Israeli spy Eli Cohen, who was executed by Syria in Damascus in 1965.

Thanks to Russian mediation, a deal is reportedly in the works that would return to Israel the body of one of its most renowned spies, Eli Cohen. Cohen (who was portrayed by another Cohen, Sacha Baron, in the 2019 Netflix series The Spy) was an Egyptian Jew who worked for the Mossad undercover in Syria for several years before being caught and executed there in 1965. “The skill with which he had integrated himself into the highest echelons of Syrian life, plying contacts with alcohol at wild parties as he extracted information, while keeping his wife and children back home in Israel, made him the stuff of legends,” noted The Times of London.

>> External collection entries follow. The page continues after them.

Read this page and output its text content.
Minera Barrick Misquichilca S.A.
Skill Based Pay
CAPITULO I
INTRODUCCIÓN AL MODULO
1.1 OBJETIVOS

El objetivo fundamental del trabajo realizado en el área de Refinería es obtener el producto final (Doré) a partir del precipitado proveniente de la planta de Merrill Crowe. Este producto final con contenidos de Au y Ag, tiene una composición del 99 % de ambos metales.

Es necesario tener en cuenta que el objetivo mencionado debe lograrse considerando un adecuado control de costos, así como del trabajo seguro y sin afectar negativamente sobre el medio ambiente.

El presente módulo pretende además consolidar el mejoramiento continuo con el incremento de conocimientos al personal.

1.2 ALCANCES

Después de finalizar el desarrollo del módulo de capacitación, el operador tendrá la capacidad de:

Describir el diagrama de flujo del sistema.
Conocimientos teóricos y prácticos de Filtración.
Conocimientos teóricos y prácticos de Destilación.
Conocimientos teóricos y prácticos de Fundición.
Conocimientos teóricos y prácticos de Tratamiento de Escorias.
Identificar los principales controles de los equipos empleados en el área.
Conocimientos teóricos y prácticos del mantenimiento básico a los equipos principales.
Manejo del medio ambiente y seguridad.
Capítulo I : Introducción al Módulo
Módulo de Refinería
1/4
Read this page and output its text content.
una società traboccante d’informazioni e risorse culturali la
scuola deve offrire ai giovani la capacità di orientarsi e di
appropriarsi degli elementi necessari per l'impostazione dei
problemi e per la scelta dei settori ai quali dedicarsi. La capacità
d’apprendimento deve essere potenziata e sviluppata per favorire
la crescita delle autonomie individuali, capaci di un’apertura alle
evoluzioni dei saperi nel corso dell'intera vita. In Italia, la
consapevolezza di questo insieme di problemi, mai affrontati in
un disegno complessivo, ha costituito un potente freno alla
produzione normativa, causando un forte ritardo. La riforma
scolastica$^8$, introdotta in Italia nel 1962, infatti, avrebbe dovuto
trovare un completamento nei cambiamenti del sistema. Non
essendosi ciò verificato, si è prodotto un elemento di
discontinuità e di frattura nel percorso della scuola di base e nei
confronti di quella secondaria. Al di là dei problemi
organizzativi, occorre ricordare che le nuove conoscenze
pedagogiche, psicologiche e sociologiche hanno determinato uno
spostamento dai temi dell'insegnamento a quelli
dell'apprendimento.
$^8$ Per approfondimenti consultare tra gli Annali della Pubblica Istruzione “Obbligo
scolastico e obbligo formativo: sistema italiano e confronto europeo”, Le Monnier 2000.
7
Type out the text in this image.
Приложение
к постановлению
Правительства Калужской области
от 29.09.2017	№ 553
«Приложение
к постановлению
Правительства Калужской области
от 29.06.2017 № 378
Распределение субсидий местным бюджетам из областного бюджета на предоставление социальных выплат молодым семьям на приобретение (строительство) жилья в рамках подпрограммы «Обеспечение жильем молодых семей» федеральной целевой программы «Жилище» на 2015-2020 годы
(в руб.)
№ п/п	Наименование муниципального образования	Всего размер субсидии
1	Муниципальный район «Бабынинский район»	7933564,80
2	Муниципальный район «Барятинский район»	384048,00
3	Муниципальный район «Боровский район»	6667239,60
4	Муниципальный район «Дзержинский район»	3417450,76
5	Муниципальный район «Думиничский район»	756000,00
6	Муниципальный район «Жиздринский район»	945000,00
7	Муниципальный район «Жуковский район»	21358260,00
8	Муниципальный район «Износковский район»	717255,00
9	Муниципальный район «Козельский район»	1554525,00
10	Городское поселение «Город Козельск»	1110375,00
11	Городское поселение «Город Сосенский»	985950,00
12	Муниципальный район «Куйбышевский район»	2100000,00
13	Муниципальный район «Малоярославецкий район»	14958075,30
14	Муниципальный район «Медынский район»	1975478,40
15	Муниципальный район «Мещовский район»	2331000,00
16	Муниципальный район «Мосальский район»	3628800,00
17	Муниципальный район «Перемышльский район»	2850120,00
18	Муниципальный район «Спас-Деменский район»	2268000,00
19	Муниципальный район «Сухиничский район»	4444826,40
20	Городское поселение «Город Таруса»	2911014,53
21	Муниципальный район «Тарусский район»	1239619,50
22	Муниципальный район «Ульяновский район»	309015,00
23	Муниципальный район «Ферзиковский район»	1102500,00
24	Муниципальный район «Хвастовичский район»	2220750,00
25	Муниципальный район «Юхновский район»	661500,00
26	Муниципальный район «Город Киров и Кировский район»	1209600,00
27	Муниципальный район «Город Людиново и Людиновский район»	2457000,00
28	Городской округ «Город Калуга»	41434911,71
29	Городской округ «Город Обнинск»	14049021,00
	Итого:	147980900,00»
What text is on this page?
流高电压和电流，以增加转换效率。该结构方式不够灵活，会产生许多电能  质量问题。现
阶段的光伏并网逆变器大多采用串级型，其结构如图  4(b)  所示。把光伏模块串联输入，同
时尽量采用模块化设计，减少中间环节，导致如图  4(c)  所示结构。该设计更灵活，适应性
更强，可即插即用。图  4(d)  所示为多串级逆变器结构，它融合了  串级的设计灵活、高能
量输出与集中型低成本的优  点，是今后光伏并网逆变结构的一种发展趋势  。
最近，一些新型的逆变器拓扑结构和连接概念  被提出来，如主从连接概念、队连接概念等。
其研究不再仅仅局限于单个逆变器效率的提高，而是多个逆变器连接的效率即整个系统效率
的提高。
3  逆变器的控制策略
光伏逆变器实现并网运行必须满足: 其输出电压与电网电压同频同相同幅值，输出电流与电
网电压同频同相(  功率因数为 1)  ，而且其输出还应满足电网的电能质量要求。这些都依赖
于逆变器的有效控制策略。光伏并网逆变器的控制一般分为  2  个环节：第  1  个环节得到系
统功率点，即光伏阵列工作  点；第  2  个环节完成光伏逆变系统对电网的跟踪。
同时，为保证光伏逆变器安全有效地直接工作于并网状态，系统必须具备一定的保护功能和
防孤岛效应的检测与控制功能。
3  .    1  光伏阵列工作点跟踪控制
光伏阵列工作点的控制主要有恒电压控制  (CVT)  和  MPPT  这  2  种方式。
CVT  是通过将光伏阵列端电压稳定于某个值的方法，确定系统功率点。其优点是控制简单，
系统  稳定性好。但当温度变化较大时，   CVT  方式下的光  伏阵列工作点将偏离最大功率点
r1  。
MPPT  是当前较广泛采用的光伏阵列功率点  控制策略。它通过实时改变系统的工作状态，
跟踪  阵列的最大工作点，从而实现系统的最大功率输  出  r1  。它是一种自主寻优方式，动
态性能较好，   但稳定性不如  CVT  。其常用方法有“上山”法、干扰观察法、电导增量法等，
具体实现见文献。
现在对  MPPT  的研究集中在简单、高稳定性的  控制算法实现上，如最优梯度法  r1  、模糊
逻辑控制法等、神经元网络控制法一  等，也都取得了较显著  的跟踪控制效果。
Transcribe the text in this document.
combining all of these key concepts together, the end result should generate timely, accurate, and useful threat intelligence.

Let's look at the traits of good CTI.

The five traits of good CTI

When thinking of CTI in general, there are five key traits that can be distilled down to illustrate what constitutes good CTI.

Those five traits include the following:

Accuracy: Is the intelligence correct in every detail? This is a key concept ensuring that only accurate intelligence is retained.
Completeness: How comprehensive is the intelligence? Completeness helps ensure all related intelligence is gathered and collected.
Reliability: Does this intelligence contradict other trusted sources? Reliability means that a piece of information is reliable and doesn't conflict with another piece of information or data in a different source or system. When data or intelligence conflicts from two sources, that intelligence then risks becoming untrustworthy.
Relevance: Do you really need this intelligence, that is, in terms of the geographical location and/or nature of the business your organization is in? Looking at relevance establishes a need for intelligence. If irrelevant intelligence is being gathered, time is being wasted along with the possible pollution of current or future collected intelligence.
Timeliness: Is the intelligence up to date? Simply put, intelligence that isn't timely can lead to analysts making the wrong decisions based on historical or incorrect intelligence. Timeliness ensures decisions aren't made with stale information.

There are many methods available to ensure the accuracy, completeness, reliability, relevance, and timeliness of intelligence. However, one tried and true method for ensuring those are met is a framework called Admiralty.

Still: “There have been rumours before that the Assad regime might relent and return the body.” Nevertheless, the newspaper reported, “Cohen’s widow, Nadia, and their daughters are said to have been closely watching the renewed co-operation between Russia and Israel.”

Part of the four-year renovation of the soon-to-reopen Musée Carnavalet has apparently involved the removal of Roman numerals, much to the dismay of purists for whom the idea of Louis XIV becoming Louis 14 is anathema. The controversial switch is being justified by the museum—a museum of Parisian history, ironically enough—on the grounds of “universal accessibility,” reported The Times of London. “Le Figaro said it ‘pricks the eyes’ to see the Sun King” so described, said The Times, which also quoted the writer Jacques Gaillard as lamenting that “ancient culture is beating a discreet retreat. Knowledge is being wiped out,” and blaming “American influence.” However, Le Figaro disputed that last bit, citing Rocky II, III, IV, and V, in the process turning Sylvester Stallone into a warrior for high culture.

Two dozen paintings of Tintin that feature the wholesome cartoon reporter-adventurer in rather more risqué situations than readers—or the estate of his creator, Hergé—are accustomed to has landed the offending artist in court. Xavier Marabout placed Tintin in a series of Edward Hopper tableaux, “including in hotel rooms with women, one of whom he is kissing,” reported The Times of London. Nick Rodwell, who is married to Hergé’s widow, is alleging counterfeiting and infringement of moral rights. Marabout argues that artists have the right to parody. (“I had fun imagining a romantic life for Tintin using the voyeuristic side of Hopper,” he said.) Naturally, Tintin’s wire fox terrier, Snowy, also figures in the paintings, his devotion evidently extending all the way to 21st-century acrylic mash-ups.